Las velitas “Lepetit” nos acompañaron diariamente en nuestra infancia.

Blancas, con una minibase metálica, se vendían en una caja de doce unidades. Se encendían por la noche, a la hora de acostarnos para el descanso nocturno. Cumplía la función de brindar una mínima iluminación que permitiera a nuestros padres, asistirnos en caso de cualquier imprevisto: sustos, temores infundados, demanda de la presencia de la madre, es decir, todos aquellas manifestaciones para solicitar apoyo o acompañamiento,para disipar los temores nocturnos.

No se encendía la luz eléctrica. La idea era no molestar a nadie en las horas de reposo. Cuando estábamos enfermos, era de gran ayuda cuando debíamos beber una cucharada de jarabe para la tos, o cubrirnos cuando nos destapábamos en las noches de frío.

Foto: Archivo del autor

No había calefacción, y no se usaban los mortíferos braseros a carbón. Nuestros padres estaban pendientes de que no estuviéramos expuestos al frío. Los enfriamientos facilitaban las temibles enfermedades respiratorias, en la época que la tuberculosis diezmaba jóvenes.

Se vivía en casa de inquilinato, era lo habitual, y la palabra “confort” casi no se pronunciaba. Mientras algunos médicos apoyaban el uso nocturno de las velitas, otros se oponían, señalando que perturbaban el crecimiento y formación del niño. El empleo de velitas a la hora de acostarse, fue una costumbre difundida en ese Buenos Aires que se fue.

La casa, Modas y costumbres

LA GOMINA BRANCATO

La “Gomina Brancato” era un fijador para el cabello.

Los peinados a la gomina eran un patrimonio masculino, que tuvo su máximo exponente en Carlos Gardel. La gomina tenía el aspecto de una gelatina espesa, ligeramente perfumada, con la quese embadurnaba la cabeza, a fin de lograr una peinada “ganadora”.

El cabello quedaba endurecido, pero una vez que se secaba completamente, se cubría de una capa de polvo blanquecino, similar a la caspa. No era estético. La peinada “a la gomina”, estaba presente en todas las milongas, donde el tango era rey y señor.

La “Gomina Brancato” se presentaba en un envase de vidrio, pequeño, el de uso habitual, a un costo de 30 centavos; y uno muy grande, que usaba el peluquero. Lo veíamos en la peluqiuería, cuando el peluquero introducía el peine y extraía una cantidad suficiente para peinar a dos clientes.

Foto: Sentir el tango. Ed. Altaya, Nº 31. 1998

Cuando no se disponía de los 30 centavos, por 10 centavos comprábamos en la farmacia un sobre de goma tragacanto, que disolvíamos en una cantidad suficiente de agua para obtener un preparado similar a la Gomina Brancato, pero incoloro, ya que la gomina tenía color rosado y sin perfume. Todo para lograr un mismo resultado, pero más barato.
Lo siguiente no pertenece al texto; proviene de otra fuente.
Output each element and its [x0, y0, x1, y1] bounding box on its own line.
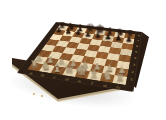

La “Gomina Brancato” fue elaborada y comercializada por el farmacéutico José Antonio Brancato en el año 1914. Reemplazó al uso de aceite o jabón para lograr peinadas impecables, en ese Buenos Aires que se fue.

Modas y costumbres

LA VÍBORA JUANITA

Una valija marrón, un caballete, una tabla y una víbora dentro de una valija.

El vendedor decía que por excedente de stock, la casa xx tenía en promoción el extraordinario pela papas por la módica suma de 50 centavos.

Se formaba una ronda de curiosos alrededor de la valija, cuando el vendedor tomaba a la víbora, una culebra inofensiva, que veía así interrumpido su descanso. El charlatan le hablaba a Juanita y le explicaba lo que iba a realizar ante la concurrencia. Se la colocaba alrededor del cuello, le rascaba la cabeza cariñosamente, la besaba, se paraba delante los curiosos y finalmente le decía: “Bueno Juanita, ahora tengo que trabajar. Te dejo en la valija así, mientras descansás, yo hablo con la gente.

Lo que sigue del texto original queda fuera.